— Больно ты умная, давай бабосы гони, хватит трепаться, — пробормотал барыга.
Элеонора немного потянула время, поторговалась и в итоге купила пару медалей и несколько монет за довольно приемлемую для дешевых цацек цену.
— Ну что молчишь, негоциант хренов, испугался бабьей конкуренции? — хохотнула она. — Не сдашь свое начальство?
— А хрен его знает, где это начальство, — задумчиво пробормотал барыга. — Могу только фотку показать.
Он порылся в другом разбитом ящике и вытащил черно-белую фотокарточку довольно-таки плохого качества.
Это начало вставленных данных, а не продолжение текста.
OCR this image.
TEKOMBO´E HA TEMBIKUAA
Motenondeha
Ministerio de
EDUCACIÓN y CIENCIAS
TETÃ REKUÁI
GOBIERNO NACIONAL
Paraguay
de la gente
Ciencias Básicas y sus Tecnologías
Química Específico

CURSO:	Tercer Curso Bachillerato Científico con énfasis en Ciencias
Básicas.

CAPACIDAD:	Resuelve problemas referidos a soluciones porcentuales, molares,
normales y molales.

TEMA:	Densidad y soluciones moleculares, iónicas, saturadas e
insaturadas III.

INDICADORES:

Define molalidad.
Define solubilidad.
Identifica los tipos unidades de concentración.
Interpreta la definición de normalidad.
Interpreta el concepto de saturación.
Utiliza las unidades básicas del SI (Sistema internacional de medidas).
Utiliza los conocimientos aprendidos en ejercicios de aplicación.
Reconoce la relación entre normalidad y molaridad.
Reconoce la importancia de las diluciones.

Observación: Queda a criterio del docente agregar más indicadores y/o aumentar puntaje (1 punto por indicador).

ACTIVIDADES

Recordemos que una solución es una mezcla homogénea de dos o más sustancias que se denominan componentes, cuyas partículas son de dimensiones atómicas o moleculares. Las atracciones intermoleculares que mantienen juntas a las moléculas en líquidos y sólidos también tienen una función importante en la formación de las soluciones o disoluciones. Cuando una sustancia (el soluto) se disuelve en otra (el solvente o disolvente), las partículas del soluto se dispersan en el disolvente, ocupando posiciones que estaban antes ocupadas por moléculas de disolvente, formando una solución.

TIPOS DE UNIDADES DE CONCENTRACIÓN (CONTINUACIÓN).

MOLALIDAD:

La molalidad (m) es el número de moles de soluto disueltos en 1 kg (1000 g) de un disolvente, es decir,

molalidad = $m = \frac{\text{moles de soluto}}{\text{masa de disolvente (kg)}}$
Элеонора взглянула и обомлела.
С карточки на нее грустно смотрел Иннокентий Михайлович Бармин.
Матрешки как старт-ап
У Андрея Корецкого был талант предпринимателя от бога, правда, в советское время эти его способности довольно долго находились в полусонном состоянии. Фарцовка, шабашка — все это, конечно, было неплохим приработком, но размах подпольной деятельности, разумеется, не устраивал Корецкого. Коммерческие идеи постоянно рождались у него в голове из ничего, буквально из воздуха. В эпоху перестройки он словно очнулся от долгого сна, стряхнул бесполезные навыки, которые уже не помогали зарабатывать на жизнь, и одним из первых пустился в свободное плавание по бурным волнам частного бизнеса. Андрей распрощался со своим проектным институтом, где давно уже не платили зарплату и куда сотрудники ходили только по привычке, и в один солнечный день появился в Измайлово.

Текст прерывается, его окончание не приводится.